I never heard back from them, but, not too long thereafter, Marvel ran a similar story. I raised an eyebrow, but had to concede that both stories were building on the same preexisting bits of Marvel lore...
My very first piece of ST fanfic was published in an Australian fanzine that had a circulation of about 300 copies. Not long after the zine materialised, along came the licensed ST novel, "Black Fire". There had had been quite a hiatus in original novels at the time, so "Black Fire" was eagerly awaited!

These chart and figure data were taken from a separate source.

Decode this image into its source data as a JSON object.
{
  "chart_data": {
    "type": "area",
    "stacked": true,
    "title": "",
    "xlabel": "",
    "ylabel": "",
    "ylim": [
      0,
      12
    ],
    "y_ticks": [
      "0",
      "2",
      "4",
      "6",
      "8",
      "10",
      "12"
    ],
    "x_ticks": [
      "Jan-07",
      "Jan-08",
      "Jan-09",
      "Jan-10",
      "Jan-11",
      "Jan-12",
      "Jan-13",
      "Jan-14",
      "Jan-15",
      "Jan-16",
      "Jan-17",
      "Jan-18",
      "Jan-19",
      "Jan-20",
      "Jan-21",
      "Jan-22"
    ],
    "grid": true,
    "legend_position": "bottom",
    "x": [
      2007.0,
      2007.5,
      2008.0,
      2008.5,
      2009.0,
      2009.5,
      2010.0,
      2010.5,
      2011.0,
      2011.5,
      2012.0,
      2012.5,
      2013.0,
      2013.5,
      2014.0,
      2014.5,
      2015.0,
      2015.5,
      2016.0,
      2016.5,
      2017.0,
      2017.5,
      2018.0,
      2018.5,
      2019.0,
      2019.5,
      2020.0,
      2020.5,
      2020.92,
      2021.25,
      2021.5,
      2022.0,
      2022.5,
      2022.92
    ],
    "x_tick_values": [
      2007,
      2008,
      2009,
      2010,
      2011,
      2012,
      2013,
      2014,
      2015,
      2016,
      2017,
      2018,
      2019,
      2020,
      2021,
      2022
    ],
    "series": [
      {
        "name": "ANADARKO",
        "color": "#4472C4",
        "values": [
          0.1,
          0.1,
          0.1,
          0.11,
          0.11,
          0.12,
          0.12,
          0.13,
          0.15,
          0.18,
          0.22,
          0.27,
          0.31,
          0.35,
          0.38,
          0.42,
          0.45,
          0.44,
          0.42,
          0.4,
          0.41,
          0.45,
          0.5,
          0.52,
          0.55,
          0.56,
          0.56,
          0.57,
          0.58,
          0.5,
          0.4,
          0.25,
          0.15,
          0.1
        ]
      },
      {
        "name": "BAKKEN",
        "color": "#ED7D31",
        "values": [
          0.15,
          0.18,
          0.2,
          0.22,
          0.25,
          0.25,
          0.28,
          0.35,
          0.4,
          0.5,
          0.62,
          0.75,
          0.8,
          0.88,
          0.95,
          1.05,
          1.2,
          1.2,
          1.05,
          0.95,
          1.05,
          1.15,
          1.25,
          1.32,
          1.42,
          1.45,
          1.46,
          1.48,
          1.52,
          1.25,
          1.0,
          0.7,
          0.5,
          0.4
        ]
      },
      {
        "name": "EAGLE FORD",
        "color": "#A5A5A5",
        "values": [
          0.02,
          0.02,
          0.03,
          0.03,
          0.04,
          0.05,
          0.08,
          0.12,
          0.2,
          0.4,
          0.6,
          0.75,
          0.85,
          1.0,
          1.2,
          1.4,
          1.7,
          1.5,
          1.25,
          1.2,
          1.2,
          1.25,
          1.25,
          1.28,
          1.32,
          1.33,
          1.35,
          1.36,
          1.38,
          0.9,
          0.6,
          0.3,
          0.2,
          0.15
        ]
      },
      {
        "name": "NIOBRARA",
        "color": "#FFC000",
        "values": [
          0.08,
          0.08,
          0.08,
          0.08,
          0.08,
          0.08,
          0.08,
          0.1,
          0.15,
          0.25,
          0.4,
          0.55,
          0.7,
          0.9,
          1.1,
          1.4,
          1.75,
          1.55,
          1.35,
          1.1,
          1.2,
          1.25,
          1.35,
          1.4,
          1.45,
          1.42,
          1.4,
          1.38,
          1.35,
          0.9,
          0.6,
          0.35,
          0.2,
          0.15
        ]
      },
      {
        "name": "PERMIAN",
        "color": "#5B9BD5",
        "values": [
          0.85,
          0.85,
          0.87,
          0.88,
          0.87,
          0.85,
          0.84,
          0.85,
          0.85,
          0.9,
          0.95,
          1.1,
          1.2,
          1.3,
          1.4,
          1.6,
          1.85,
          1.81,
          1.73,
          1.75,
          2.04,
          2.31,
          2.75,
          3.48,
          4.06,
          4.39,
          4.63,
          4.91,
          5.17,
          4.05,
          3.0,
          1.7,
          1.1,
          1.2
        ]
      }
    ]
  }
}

Reading that book was so eerie. The "B" story of that novel matched elements of my story on
at least thirteen points, right down to the destruction of the bridge module of the Enterprise in the "teaser", and Mr Spock's replacement by a new first officer:
Therin (in mine) and
Thorin (in Sonni Cooper's novel).
I'm sure Ms Cooper's manuscript would have been submitted and edited long before my story was conceived and published - but, as my story had won a local amateur writing contest before it was published, it was certainly in limited fannish distribution, and thus beyond my control as to who read it early. (There's no way Sonni Cooper needed my help to pad out her novel. My paranoia grew a little when I heard that Sonni Cooper had fannish connections; she used to run Bill Shatner's fan club, IIRC.) I was young, and very new to fandom, but the coincidences were quite extraordinary. It's not as if I contemplated accusing Ms Cooper, Paramount or Pocket of anything, though.
Some time later, I was on a Peter David listserv, which had the same "no sharing story ideas" rule as here. At the time, PAD's "New Frontier" novels were teasing us about Mark McHenry's mysterious superbeing powers. The books seemed to be suggesting that Mark was... a Q? Someone posted a very elaborate argument to the listserv as to why McHenry was not a Q, but an
El-Aurian, and PAD replied,
"Thanks a lot. Now I have to toss out that idea and come up with something else."
We never knew if he was joking or not. In the end, though, Mark was neither.